"Herbert Jarmayne, same address."
"Herbert Jarmayne?" I glanced at Clara, who nodded back, pausing as she lifted her glass! "Ah! yes—yes, of course. How much?"
"Two tenners."
"Deep answering deep. Drunk and disorderly, I suppose?"
"Blind. He was breaking glasses at Toscano's and swearing he was Sir Charles Wyndham in David Garrick: but he settled down quiet at the station, and when I left he was talking religious and saying he pitied nine-tenths of the world, for they were going to get it hot."
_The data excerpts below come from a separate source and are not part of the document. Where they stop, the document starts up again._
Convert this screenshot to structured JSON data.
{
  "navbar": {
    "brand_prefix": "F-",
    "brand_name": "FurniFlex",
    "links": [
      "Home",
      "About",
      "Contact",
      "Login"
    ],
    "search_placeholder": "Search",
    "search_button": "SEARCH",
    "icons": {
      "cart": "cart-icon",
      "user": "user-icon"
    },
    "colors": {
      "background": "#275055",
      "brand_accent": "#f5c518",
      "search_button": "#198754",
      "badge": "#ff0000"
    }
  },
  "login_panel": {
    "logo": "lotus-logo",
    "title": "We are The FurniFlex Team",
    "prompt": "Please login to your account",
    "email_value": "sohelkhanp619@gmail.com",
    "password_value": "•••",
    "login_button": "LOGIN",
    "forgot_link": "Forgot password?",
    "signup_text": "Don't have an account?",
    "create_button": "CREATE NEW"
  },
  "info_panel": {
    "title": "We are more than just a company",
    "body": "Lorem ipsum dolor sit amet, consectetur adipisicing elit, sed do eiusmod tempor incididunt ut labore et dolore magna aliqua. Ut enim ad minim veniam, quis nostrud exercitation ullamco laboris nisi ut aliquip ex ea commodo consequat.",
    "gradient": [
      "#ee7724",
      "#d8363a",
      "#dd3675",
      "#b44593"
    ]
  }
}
"Trewlove!" I almost shouted, wheeling round upon Clara.
"I beg your pardon?"
"No, of course—you wouldn't understand. But all the same it's Trewlove," I cried, radiant. "Eh?"—this to Horrex, mumbling in the doorway—"the cab outside? Step along, constable: I'll follow in a moment—to identify your prisoner, not to bail him out." Then as he touched his hat and marched out after Horrex, "By George, though! Trewlove!" I muttered, meeting Clara's eye and laughing.
"So you've said," she agreed doubtfully; "but it seems a funny sort of explanation."
"It's as simple as A B C," I assured her. "The man at Marlborough Street is the man who let you this house."